L’initiative « Rubans rouges » appelle à une action internationale urgente en faveur des prisonniers palestiniens

L'initiative « Rubans rouges » appelle à une action internationale urgente en faveur des prisonniers palestiniens
La campagne « Rubans rouges » a appelé à une action internationale les 16, 17 et 18 avril 2026, mettant en garde contre ce qu'elle décrivait comme des dangers croissants menaçant la vie des prisonniers palestiniens dans les prisons d'occupation israéliennes, et exigeant que leur cas ne soit pas « laissé dans le silence ».
Dans un communiqué publié suite à l'approbation par la Knesset israélienne de la loi autorisant l'exécution des prisonniers palestiniens, la campagne a déclaré que les prisonniers « ne sont pas seulement confrontés à l'emprisonnement et aux mauvais traitements, mais aussi à un plan d'exécution systématique », considérant que cette réalité a été « légitimée » par des décisions officielles, et pointant du doigt ce qu'elle a décrit comme la participation de médecins aux meurtres, en violation des chartes éthiques et médicales internationales.
Selon le communiqué, le nombre de prisonniers en mars dernier était de 9 446, dont 3 442 détenus administratifs sans inculpation ni procès, 350 enfants et 79 femmes, en plus de 1 249 personnes de la bande de Gaza qui font face à une disparition forcée sous prétexte qu'elles sont des « combattants illégaux ».
Le communiqué note également le martyre de 88 prisonniers dans les prisons d'occupation depuis octobre 2023, portant le nombre total à 325, les corps de 766 prisonniers étant toujours détenus.

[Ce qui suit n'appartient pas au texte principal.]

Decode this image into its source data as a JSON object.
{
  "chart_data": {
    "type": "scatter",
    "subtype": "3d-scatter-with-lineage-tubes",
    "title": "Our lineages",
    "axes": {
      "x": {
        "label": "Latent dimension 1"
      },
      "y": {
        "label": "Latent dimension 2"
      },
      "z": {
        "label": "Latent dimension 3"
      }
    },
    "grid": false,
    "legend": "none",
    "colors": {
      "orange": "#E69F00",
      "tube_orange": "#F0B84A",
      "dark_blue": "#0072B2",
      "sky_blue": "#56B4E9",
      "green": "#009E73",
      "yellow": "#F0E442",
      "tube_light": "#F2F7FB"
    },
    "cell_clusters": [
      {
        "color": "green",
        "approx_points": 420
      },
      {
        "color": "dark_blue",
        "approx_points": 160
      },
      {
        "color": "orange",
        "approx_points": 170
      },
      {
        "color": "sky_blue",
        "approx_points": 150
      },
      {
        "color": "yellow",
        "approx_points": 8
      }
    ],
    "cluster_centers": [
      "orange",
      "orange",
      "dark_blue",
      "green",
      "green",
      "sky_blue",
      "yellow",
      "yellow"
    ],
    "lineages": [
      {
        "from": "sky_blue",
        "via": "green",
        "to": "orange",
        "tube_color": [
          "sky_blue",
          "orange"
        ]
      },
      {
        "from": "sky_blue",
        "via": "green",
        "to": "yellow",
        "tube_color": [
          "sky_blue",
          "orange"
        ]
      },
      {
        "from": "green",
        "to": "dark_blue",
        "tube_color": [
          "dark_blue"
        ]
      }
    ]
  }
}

La campagne appelait à des actions de solidarité, notamment l'affichage de photos de prisonniers, l'accrochage de rubans rouges dans les lieux publics, l'organisation de veillées et l'intensification des échanges via les plateformes numériques.
Qui sont-ils ?
La campagne « Rubans rouges » se définit, selon son site web, comme une campagne mondiale visant à témoigner de sa solidarité avec les prisonniers palestiniens et à sensibiliser l'opinion publique internationale à leur cause.
Selon le site web, la campagne vise à sensibiliser l'opinion publique à la situation de plus de 9 100 Palestiniens qui, selon elle, sont détenus illégalement dans des prisons israéliennes, et appelle à leur libération immédiate, tout en s'efforçant de porter leurs histoires à l'attention du public mondial.
Un crime à part entière
Dans ce contexte, l'homme politique palestinien Mustafa Barghouti a déclaré que ce qui se passe représente un « véritable crime de guerre », tenant la communauté internationale pour responsable de son silence, qu'il a décrit comme un « feu vert donné à cette brutalité ».
Pour sa part, Adnan Hamidan, coordinateur de la campagne « Rubans rouges », a confirmé que les journées désignées visaient à « briser le mur du silence mondial », appelant à une large participation aux événements.
Hier, lundi, les autorités d'occupation israéliennes ont approuvé la soi-disant « loi pour exécuter les prisonniers palestiniens », une décision qui ravive la controverse autour de cette législation, proposée par le ministre de la Sécurité nationale du gouvernement d'occupation, Itamar Ben-Gvir, en 2022, et adoptée en première lecture en mars 2023.
Les médias palestiniens ont expliqué que la loi prévoit la peine de mort pour les Palestiniens qui commettent des actes contre l'occupation ayant entraîné la mort d'Israéliens. Elle interdit également toute grâce dans ces cas, ce qui signifie que la peine est définitive et ne peut être réduite ou modifiée par une décision politique ou judiciaire ultérieure.
Depuis octobre 2023, Israël a intensifié ses mesures contre les prisonniers palestiniens d'une manière sans précédent, parallèlement à la guerre d'extermination menée dans la bande de Gaza.